What You Should Do Instead
The proper way of addressing data and concept drift is to create a feedback loop within your business process and monitor your model in the context of the business function it serves. You want to decide on actual, quantifiable performance metrics that rapidly allow you to assess how your model is performing at any instant and thereby enabling you to understand whether changes in the data distribution correlate with a decrease in performance. Ultimately, this will allow you to connect input features to actual business outcomes and learn when the underlying concept has shifted. If it has, you can then understand it in context and decide whether it’s worth taking steps to address it.
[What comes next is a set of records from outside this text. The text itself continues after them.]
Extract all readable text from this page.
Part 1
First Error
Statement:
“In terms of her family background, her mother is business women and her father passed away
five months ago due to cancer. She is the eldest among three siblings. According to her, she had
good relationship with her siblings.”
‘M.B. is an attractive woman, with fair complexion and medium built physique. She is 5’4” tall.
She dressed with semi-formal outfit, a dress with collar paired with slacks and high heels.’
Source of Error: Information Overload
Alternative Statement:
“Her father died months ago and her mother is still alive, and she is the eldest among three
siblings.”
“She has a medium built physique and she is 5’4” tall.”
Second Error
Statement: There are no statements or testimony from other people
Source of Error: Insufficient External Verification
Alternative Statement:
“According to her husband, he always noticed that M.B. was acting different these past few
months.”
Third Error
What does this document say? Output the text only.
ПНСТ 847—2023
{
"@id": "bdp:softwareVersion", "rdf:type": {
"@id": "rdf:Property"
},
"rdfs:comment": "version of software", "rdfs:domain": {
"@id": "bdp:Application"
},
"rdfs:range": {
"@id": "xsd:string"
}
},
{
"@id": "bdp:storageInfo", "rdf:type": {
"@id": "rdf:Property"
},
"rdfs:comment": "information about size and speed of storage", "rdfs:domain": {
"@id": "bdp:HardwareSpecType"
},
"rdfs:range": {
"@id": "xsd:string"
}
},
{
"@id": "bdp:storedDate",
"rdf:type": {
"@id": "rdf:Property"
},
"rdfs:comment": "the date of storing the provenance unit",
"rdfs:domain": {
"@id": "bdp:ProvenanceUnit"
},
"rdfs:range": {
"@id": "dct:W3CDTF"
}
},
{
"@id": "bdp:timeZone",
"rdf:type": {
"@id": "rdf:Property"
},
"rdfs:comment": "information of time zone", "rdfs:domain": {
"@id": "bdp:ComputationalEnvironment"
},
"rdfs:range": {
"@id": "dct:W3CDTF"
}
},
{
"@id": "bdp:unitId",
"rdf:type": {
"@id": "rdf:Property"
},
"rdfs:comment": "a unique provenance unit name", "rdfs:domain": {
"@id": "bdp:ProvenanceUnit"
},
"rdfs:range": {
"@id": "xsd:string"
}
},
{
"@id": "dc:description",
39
Finally, you want to ensure that you’re measuring changes to your data on a granular level. Within machine learning, forsaking the trees for the forest can manifest errors in problematic ways. Having a good understanding of your model’s performance requires being tuned to specific data segments. These are often the first to show issues before propagating to the entire distribution. Continuing with our LTV model example, if customers in a smaller state, such as Rhode Island, were the first to receive their stimulus checks, this might not be a significant enough shift to register across the entire distribution overall. However, knowing about this change could alert you that more global shifts in the data distribution were forthcoming (ie, other states would soon be issuing stimulus checks). Thus, detecting changes in data at the granular level is extremely important for the early identification of data and concept drift and squeezing the best performance from your models.
Data and concept drift occurs when a model is no longer performing as intended due to changes in data; However, they manifest for different reasons. For example, data drift arises when there is a shift in the input data distribution between training and serving a model in production. In these cases, the shift may be inconsequential or require model retraining, depending on how well the model generalizes to the new distribution. On the other hand, concept drift occurs when the underlying function mapping inputs to target changes. In these cases, model retraining is nearly always required to capture the new relationships, assuming that these relationships are relevant to your downstream business KPIs. Ultimately, you want to establish a feedback loop between business outcomes and data features to detect data and concept drift. It would help if you also defined robust performance metrics based on these outcomes, assessing how well your model is doing and correlating this with specific features. And finally, you want to guarantee that you are monitoring changes to your data at a granular level so that you are alerted to shifts in the distribution before propagating and affecting the entire dataset.